Ayrıca kısa sayılabilecek bir süre içinde KOBİ’lerimiz AB’nin kendi içinde yapılanmasını tamamlamış, yabancı pazarlarda gelişme imkanı arayan AB üyesi ülkelerin KOBİ’leri ile bir mücadele sürecine girecekler. Bu sürecin Türkiye’nin en büyük rekabet avantajı olan KOBİ’lerimiz lehinde yaşanması, en büyük temennimizdir. Uluslararası alanda rekabet edebilir bir düzeye erişememiş Türk KOBİ’leri demek, uluslararası alanda rekabet avantajı azalmış bir Türkiye demektir.

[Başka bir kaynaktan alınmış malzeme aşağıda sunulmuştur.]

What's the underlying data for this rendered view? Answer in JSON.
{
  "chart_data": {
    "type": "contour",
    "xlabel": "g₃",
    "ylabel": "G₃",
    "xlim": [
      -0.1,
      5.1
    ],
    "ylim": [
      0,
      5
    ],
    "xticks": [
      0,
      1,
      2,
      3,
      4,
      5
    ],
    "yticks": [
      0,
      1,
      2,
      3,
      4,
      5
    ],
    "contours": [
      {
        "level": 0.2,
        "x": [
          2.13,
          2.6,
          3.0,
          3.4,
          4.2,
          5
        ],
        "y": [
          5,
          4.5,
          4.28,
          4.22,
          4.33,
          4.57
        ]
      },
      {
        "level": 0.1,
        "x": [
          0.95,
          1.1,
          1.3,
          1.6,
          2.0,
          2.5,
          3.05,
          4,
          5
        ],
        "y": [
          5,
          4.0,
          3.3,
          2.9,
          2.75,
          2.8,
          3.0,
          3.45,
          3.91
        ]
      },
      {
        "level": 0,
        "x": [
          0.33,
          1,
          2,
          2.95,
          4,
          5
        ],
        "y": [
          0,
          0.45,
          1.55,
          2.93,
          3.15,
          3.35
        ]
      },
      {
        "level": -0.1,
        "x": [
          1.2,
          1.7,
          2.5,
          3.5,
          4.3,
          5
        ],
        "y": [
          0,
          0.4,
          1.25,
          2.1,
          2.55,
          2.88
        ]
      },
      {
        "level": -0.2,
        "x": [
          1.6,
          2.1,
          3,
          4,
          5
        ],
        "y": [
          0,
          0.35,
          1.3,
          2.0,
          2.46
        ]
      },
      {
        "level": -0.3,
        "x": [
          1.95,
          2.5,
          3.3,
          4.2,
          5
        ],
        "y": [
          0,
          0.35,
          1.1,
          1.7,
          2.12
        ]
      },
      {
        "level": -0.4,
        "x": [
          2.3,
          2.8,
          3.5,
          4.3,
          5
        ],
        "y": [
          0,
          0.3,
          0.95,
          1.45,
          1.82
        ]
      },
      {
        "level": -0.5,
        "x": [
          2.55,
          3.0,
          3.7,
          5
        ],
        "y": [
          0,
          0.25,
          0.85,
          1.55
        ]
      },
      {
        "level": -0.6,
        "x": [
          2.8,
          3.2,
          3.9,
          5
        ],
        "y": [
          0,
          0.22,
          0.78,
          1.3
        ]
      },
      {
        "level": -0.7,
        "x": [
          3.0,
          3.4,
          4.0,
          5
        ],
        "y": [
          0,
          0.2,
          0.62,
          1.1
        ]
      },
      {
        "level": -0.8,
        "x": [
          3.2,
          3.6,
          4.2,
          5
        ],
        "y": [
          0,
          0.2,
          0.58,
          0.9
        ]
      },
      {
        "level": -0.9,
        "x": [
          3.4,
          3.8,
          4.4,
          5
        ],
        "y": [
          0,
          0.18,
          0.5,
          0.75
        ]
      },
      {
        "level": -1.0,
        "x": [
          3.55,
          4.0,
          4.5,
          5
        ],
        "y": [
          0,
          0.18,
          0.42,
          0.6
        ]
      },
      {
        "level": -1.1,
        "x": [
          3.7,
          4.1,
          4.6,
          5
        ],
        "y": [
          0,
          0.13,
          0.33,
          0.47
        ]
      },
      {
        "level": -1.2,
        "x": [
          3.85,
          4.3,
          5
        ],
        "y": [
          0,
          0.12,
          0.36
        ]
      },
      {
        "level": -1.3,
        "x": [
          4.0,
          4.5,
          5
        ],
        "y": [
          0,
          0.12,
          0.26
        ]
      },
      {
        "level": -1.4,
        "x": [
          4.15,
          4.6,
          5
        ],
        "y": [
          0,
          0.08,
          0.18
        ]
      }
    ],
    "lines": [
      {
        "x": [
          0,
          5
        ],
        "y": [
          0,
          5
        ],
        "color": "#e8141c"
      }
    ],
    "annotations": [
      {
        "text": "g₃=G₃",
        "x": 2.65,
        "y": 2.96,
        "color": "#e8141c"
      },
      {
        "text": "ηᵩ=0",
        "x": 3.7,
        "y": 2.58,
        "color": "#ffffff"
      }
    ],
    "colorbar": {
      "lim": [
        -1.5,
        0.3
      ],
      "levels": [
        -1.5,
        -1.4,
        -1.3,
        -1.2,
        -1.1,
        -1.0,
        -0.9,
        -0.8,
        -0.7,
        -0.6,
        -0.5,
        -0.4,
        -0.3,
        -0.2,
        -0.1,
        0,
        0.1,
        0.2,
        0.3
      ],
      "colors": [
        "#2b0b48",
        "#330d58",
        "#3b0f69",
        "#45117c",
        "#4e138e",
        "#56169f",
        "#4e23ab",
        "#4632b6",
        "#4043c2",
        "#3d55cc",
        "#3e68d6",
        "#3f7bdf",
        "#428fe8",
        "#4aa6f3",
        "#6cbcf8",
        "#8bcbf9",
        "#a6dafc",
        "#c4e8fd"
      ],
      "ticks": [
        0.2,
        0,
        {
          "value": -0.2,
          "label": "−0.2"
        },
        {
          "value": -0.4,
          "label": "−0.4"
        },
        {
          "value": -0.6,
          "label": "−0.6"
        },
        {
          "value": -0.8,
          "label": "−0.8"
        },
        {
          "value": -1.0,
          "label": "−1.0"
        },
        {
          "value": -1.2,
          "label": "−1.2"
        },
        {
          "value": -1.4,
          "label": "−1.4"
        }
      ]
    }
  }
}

İşte TÜRKONFED olarak, bugünkü seminerimize bu kadar önem vermemizin ana nedenlerinden biri budur. Türkiye’nin hedeflediği sıçramayı yapabilmesi, ülke içindeki oyuncuların uluslararası pazarlarda rekabet eder hale gelebilmesi için öncelikle içlerindeki girişimcilik ruhunu tetiklemeliyiz. Ardından da sıçramayı destekleyecek alternatif finansman yöntemleri önermeliyiz.

Birazdan bu konuda KOBİ’lerimizin en büyük destekçilerinden biri olacağını düşündüğüm Dünya Bankası Grubu yetkilileri, bizlere sağladıkları destekler ve projeleri gibi konularda bilgi verecekler. Toplantılarımızı, Şanlıurfa, İskenderun, İstanbul ve Konya gibi illerimizde de devam ettirip, bu bilgileri Türkiye genelindeki iş insanlarımızla da paylaşacağız. Hepimiz

Dünya Bankasını bir ölçüde tanıyoruz; ancak Dünya Bankası Grubu bünyesinde faaliyet gösteren IFC ve MIGA gibi kuruluşları tanımak eminim hepimiz için ufuk açıcı olacaktır.

Seminerde aktarılacak bilgilerin hepiniz için faydalı olmasını diliyor, beni dinlediğiniz için teşekkür ediyorum.